192P - A new neuroendocrine model and in vitro effect of melatonin and serotonin on the PD-L1 ligand and its immunomodulatory action

Background

Lung cancer is a disease that ranks among the first in incidence and mortality in Mexico and worldwide. Neuroendocrine tumors (NETs) have been studied for their neurological and endocrine characteristics; NETs are characterized by having active autocrine/paracrine communication with the microenvironment. Serotonin is precursor of melatonin, an indolamine that can exert immunomodulatory effects and is considered one of the molecules of the neuro-immuno-endocrine axis.
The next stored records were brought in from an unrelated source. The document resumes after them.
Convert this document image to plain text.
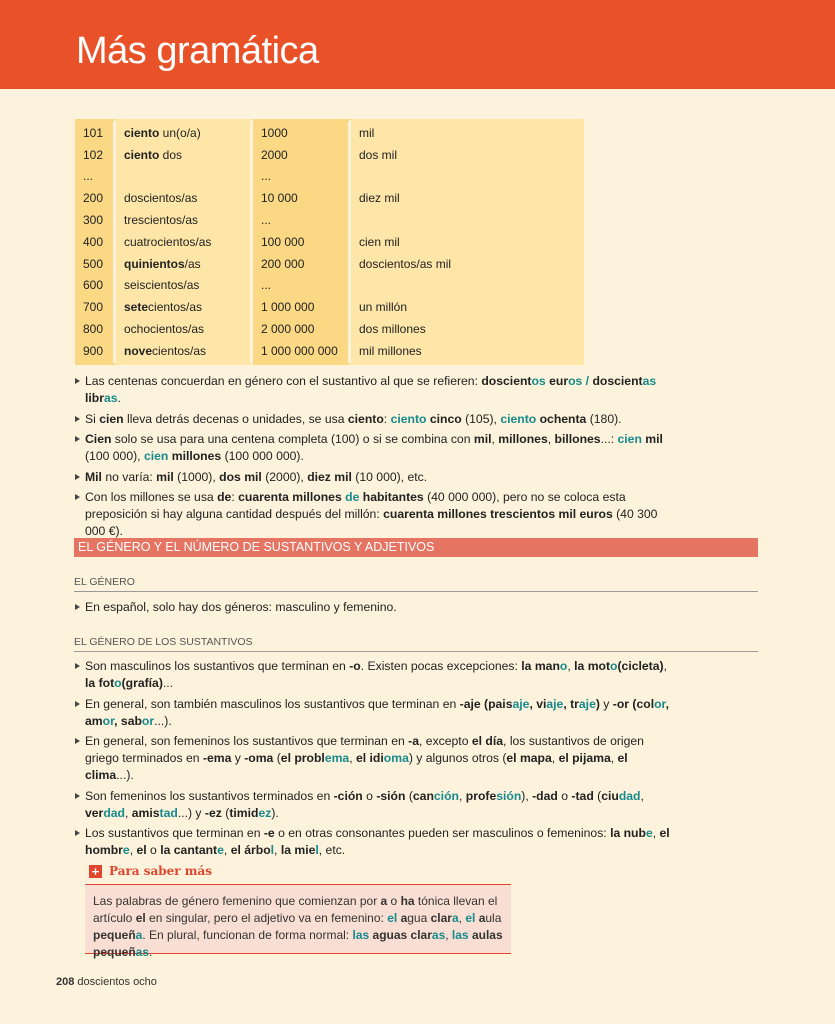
Más gramática
101	ciento un(o/a)	1000	mil
102	ciento dos	2000	dos mil
...		...	
200	doscientos/as	10 000	diez mil
300	trescientos/as	...	
400	cuatrocientos/as	100 000	cien mil
500	quinientos/as	200 000	doscientos/as mil
600	seiscientos/as	...	
700	setecientos/as	1 000 000	un millón
800	ochocientos/as	2 000 000	dos millones
900	novecientos/as	1 000 000 000	mil millones
Las centenas concuerdan en género con el sustantivo al que se refieren: doscientos euros / doscientas libras.
Si cien lleva detrás decenas o unidades, se usa ciento: ciento cinco (105), ciento ochenta (180).
Cien solo se usa para una centena completa (100) o si se combina con mil, millones, billones...: cien mil (100 000), cien millones (100 000 000).
Mil no varía: mil (1000), dos mil (2000), diez mil (10 000), etc.
Con los millones se usa de: cuarenta millones de habitantes (40 000 000), pero no se coloca esta preposición si hay alguna cantidad después del millón: cuarenta millones trescientos mil euros (40 300 000 €).
EL GÉNERO Y EL NÚMERO DE SUSTANTIVOS Y ADJETIVOS
EL GÉNERO
En español, solo hay dos géneros: masculino y femenino.
EL GÉNERO DE LOS SUSTANTIVOS
Son masculinos los sustantivos que terminan en -o. Existen pocas excepciones: la mano, la moto(cicleta), la foto(grafía)...
En general, son también masculinos los sustantivos que terminan en -aje (paisaje, viaje, traje) y -or (color, amor, sabor...).
En general, son femeninos los sustantivos que terminan en -a, excepto el día, los sustantivos de origen griego terminados en -ema y -oma (el problema, el idioma) y algunos otros (el mapa, el pijama, el clima...).
Son femeninos los sustantivos terminados en -ción o -sión (canción, profesión), -dad o -tad (ciudad, verdad, amistad...) y -ez (timidez).
Los sustantivos que terminan en -e o en otras consonantes pueden ser masculinos o femeninos: la nube, el hombre, el o la cantante, el árbol, la miel, etc.
+ Para saber más
Las palabras de género femenino que comienzan por a o ha tónica llevan el artículo el en singular, pero el adjetivo va en femenino: el agua clara, el aula pequeña. En plural, funcionan de forma normal: las aguas claras, las aulas pequeñas.
208 doscientos ocho
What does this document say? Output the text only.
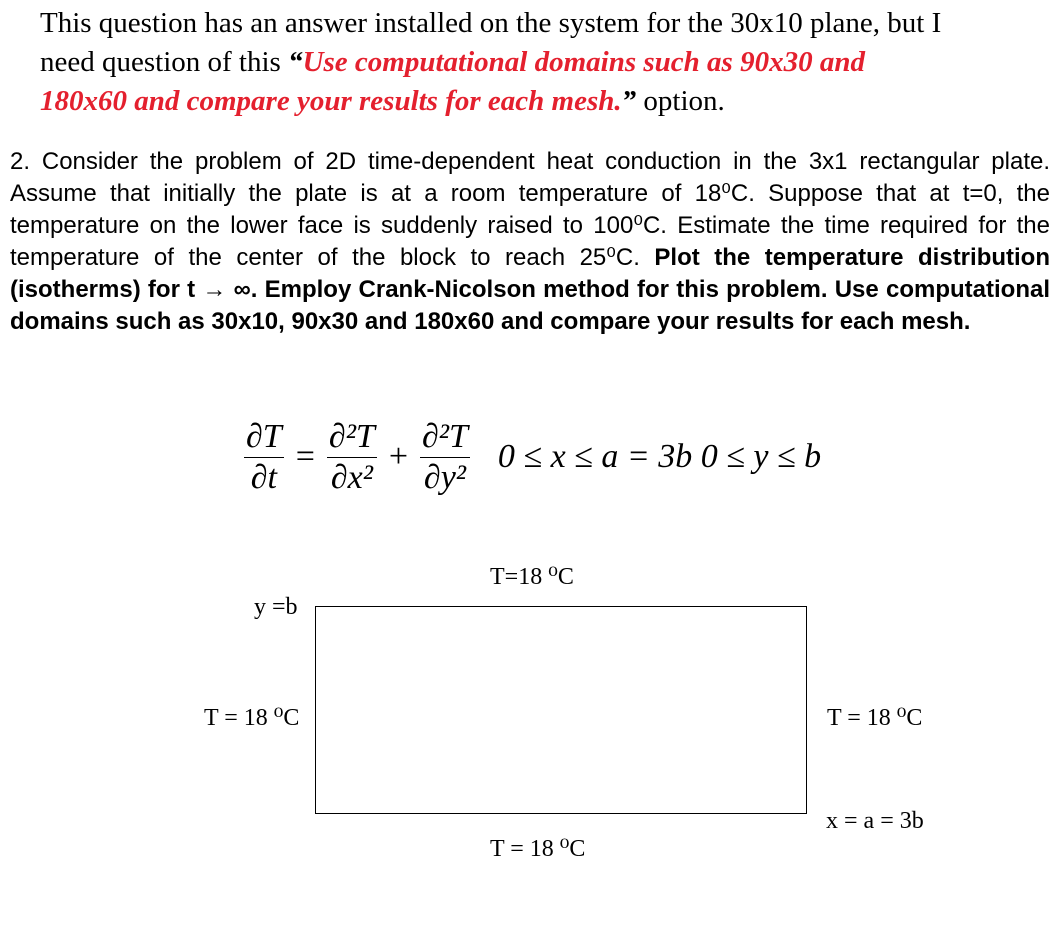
This question has an answer installed on the system for the 30x10 plane, but I
need question of this “Use computational domains such as 90x30 and
180x60 and compare your results for each mesh.” option.
2. Consider the problem of 2D time-dependent heat conduction in the 3x1 rectangular plate. Assume that initially the plate is at a room temperature of 18⁰C. Suppose that at t=0, the temperature on the lower face is suddenly raised to 100⁰C. Estimate the time required for the temperature of the center of the block to reach 25⁰C. Plot the temperature distribution (isotherms) for t → ∞. Employ Crank-Nicolson method for this problem. Use computational domains such as 30x10, 90x30 and 180x60 and compare your results for each mesh.
$\frac{\partial T}{\partial t} = \frac{\text{∂²T}}{\text{∂x²}} + \frac{\text{∂²T}}{\text{∂y²}} 0 \le x \le a = 3b$ 0 ≤ y ≤ b
T=18 ⁰C
y =b
T = 18 ⁰C	T = 18 ⁰C
x = a = 3b
T = 18 ⁰C
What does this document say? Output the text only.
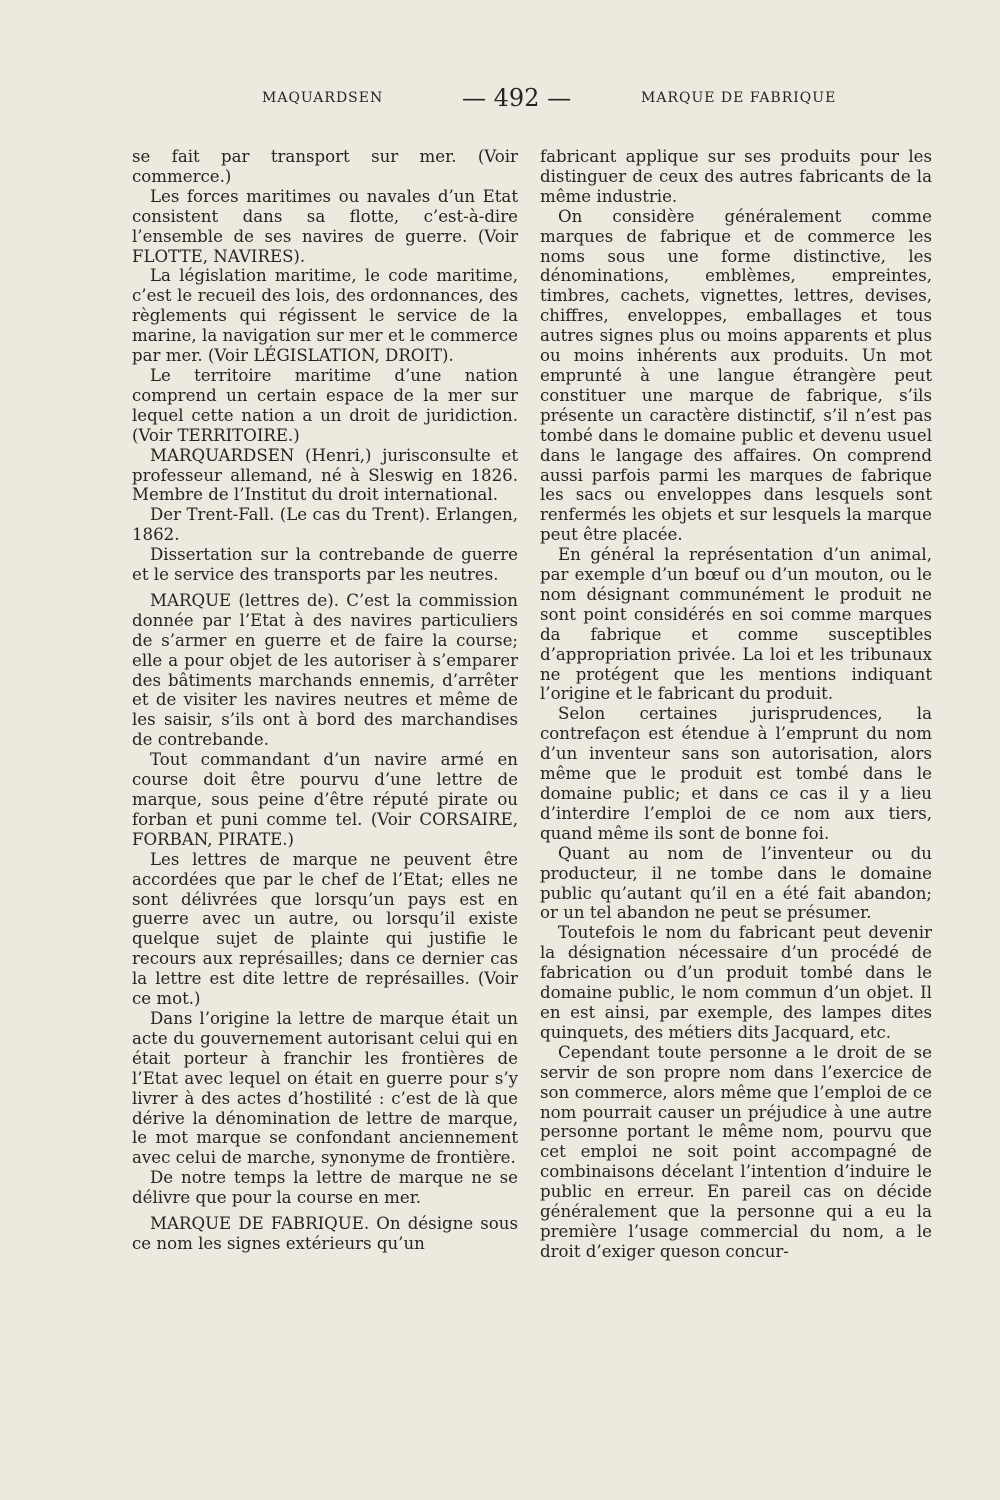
MAQUARDSEN	— 492 —	MARQUE DE FABRIQUE

se fait par transport sur mer. (Voir commerce.)

Les forces maritimes ou navales d’un Etat consistent dans sa flotte, c’est-à-dire l’ensemble de ses navires de guerre. (Voir FLOTTE, NAVIRES).

La législation maritime, le code maritime, c’est le recueil des lois, des ordonnances, des règlements qui régissent le service de la marine, la navigation sur mer et le commerce par mer. (Voir LÉGISLATION, DROIT).

Le territoire maritime d’une nation comprend un certain espace de la mer sur lequel cette nation a un droit de juridiction. (Voir TERRITOIRE.)

MARQUARDSEN (Henri,) jurisconsulte et professeur allemand, né à Sleswig en 1826. Membre de l’Institut du droit international.

Der Trent-Fall. (Le cas du Trent). Erlangen, 1862.

Dissertation sur la contrebande de guerre et le service des transports par les neutres.

MARQUE (lettres de). C’est la commission donnée par l’Etat à des navires particuliers de s’armer en guerre et de faire la course; elle a pour objet de les autoriser à s’emparer des bâtiments marchands ennemis, d’arrêter et de visiter les navires neutres et même de les saisir, s’ils ont à bord des marchandises de contrebande.

Tout commandant d’un navire armé en course doit être pourvu d’une lettre de marque, sous peine d’être réputé pirate ou forban et puni comme tel. (Voir CORSAIRE, FORBAN, PIRATE.)

Les lettres de marque ne peuvent être accordées que par le chef de l’Etat; elles ne sont délivrées que lorsqu’un pays est en guerre avec un autre, ou lorsqu’il existe quelque sujet de plainte qui justifie le recours aux représailles; dans ce dernier cas la lettre est dite lettre de représailles. (Voir ce mot.)

Dans l’origine la lettre de marque était un acte du gouvernement autorisant celui qui en était porteur à franchir les frontières de l’Etat avec lequel on était en guerre pour s’y livrer à des actes d’hostilité : c’est de là que dérive la dénomination de lettre de marque, le mot marque se confondant anciennement avec celui de marche, synonyme de frontière.

De notre temps la lettre de marque ne se délivre que pour la course en mer.

MARQUE DE FABRIQUE. On désigne sous ce nom les signes extérieurs qu’un

fabricant applique sur ses produits pour les distinguer de ceux des autres fabricants de la même industrie.

On considère généralement comme marques de fabrique et de commerce les noms sous une forme distinctive, les dénominations, emblèmes, empreintes, timbres, cachets, vignettes, lettres, devises, chiffres, enveloppes, emballages et tous autres signes plus ou moins apparents et plus ou moins inhérents aux produits. Un mot emprunté à une langue étrangère peut constituer une marque de fabrique, s’ils présente un caractère distinctif, s’il n’est pas tombé dans le domaine public et devenu usuel dans le langage des affaires. On comprend aussi parfois parmi les marques de fabrique les sacs ou enveloppes dans lesquels sont renfermés les objets et sur lesquels la marque peut être placée.

En général la représentation d’un animal, par exemple d’un bœuf ou d’un mouton, ou le nom désignant communément le produit ne sont point considérés en soi comme marques da fabrique et comme susceptibles d’appropriation privée. La loi et les tribunaux ne protégent que les mentions indiquant l’origine et le fabricant du produit.

Selon certaines jurisprudences, la contrefaçon est étendue à l’emprunt du nom d’un inventeur sans son autorisation, alors même que le produit est tombé dans le domaine public; et dans ce cas il y a lieu d’interdire l’emploi de ce nom aux tiers, quand même ils sont de bonne foi.

Quant au nom de l’inventeur ou du producteur, il ne tombe dans le domaine public qu’autant qu’il en a été fait abandon; or un tel abandon ne peut se présumer.

Toutefois le nom du fabricant peut devenir la désignation nécessaire d’un procédé de fabrication ou d’un produit tombé dans le domaine public, le nom commun d’un objet. Il en est ainsi, par exemple, des lampes dites quinquets, des métiers dits Jacquard, etc.

Cependant toute personne a le droit de se servir de son propre nom dans l’exercice de son commerce, alors même que l’emploi de ce nom pourrait causer un préjudice à une autre personne portant le même nom, pourvu que cet emploi ne soit point accompagné de combinaisons décelant l’intention d’induire le public en erreur. En pareil cas on décide généralement que la personne qui a eu la première l’usage commercial du nom, a le droit d’exiger queson concur-
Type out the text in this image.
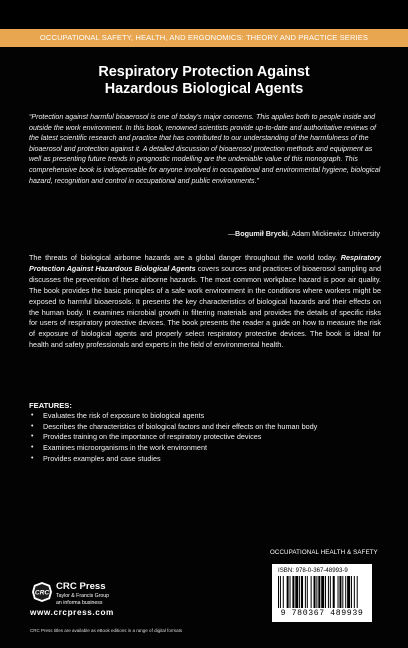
OCCUPATIONAL SAFETY, HEALTH, AND ERGONOMICS: THEORY AND PRACTICE SERIES
Respiratory Protection Against
Hazardous Biological Agents
“Protection against harmful bioaerosol is one of today’s major concerns. This applies both to people inside and outside the work environment. In this book, renowned scientists provide up-to-date and authoritative reviews of the latest scientific research and practice that has contributed to our understanding of the harmfulness of the bioaerosol and protection against it. A detailed discussion of bioaerosol protection methods and equipment as well as presenting future trends in prognostic modelling are the undeniable value of this monograph. This comprehensive book is indispensable for anyone involved in occupational and environmental hygiene, biological hazard, recognition and control in occupational and public environments.”
—Bogumił Brycki, Adam Mickiewicz University
The threats of biological airborne hazards are a global danger throughout the world today. Respiratory Protection Against Hazardous Biological Agents covers sources and practices of bioaerosol sampling and discusses the prevention of these airborne hazards. The most common workplace hazard is poor air quality. The book provides the basic principles of a safe work environment in the conditions where workers might be exposed to harmful bioaerosols. It presents the key characteristics of biological hazards and their effects on the human body. It examines microbial growth in filtering materials and provides the details of specific risks for users of respiratory protective devices. The book presents the reader a guide on how to measure the risk of exposure of biological agents and properly select respiratory protective devices. The book is ideal for health and safety professionals and experts in the field of environmental health.
FEATURES:
• Evaluates the risk of exposure to biological agents
• Describes the characteristics of biological factors and their effects on the human body
• Provides training on the importance of respiratory protective devices
• Examines microorganisms in the work environment
• Provides examples and case studies
OCCUPATIONAL HEALTH & SAFETY
ISBN: 978-0-367-48993-9
9 780367 489939
CRC
CRC Press
Taylor & Francis Group
an informa business
www.crcpress.com
CRC Press titles are available as eBook editions in a range of digital formats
The transmembrane protein death ligand 1 (PD-L1) is overexpressed in some types of cancer cells, giving them the ability to camouflage themselves against the immune system. The activation PD-1/PD-L1 are responsible for the proliferation, activation, and cytotoxic secretion of T cells in cancer to generate the antitumor immune response.

Methods

In this work neuroendocrine A549 cells were obtained by two different transdifferentiation methodologies for 72 hours with cAMP inducers in DMEM with 2% fetal bovine serum (NED2%) and without fetal bovine serum (NEDsSFB). This differentiation was corroborated through the evaluation of morphology by light microscopy and the expression of specific markers Chromogranin (CgA) and Synaptophysin (Syn) by rt-PCR. The expression of PD-L1 was assessed in A549 cells, NED2% and NEDsSFB groups by rt-PCR and flow cytometry. A co-culture was performed with the neuroendocrine models with T lymphocytes to observe the cytotoxic effect for 24 hours.

Results

The results showed a new neuroendocrine model, suggest an inhibitory effect in proliferation of melatonin and serotonin from concentrations of 2.5 mM and 0.5 μM respectively in both neuroendocrine models at 24 and 48 hours. It is confirmed for the first time the presence of PD-L1 in the neuroendocrine phenotypes cells of A549 (NED2% and NEDsSFB) and thus a mechanism for evasion of the immune system can be proposed.

Conclusions

We conclude with the development of a new neuroendocrine model as well as the possible mechanism of the decrease in the cytotoxic effect of T lymphocytes in neuroendocrine models.

Legal entity responsible for the study

Universidad Autónoma de Querétaro.

Funding

Universidad Autónoma de Querétaro Conahcyt.

Disclosure

All authors have declared no conflicts of interest.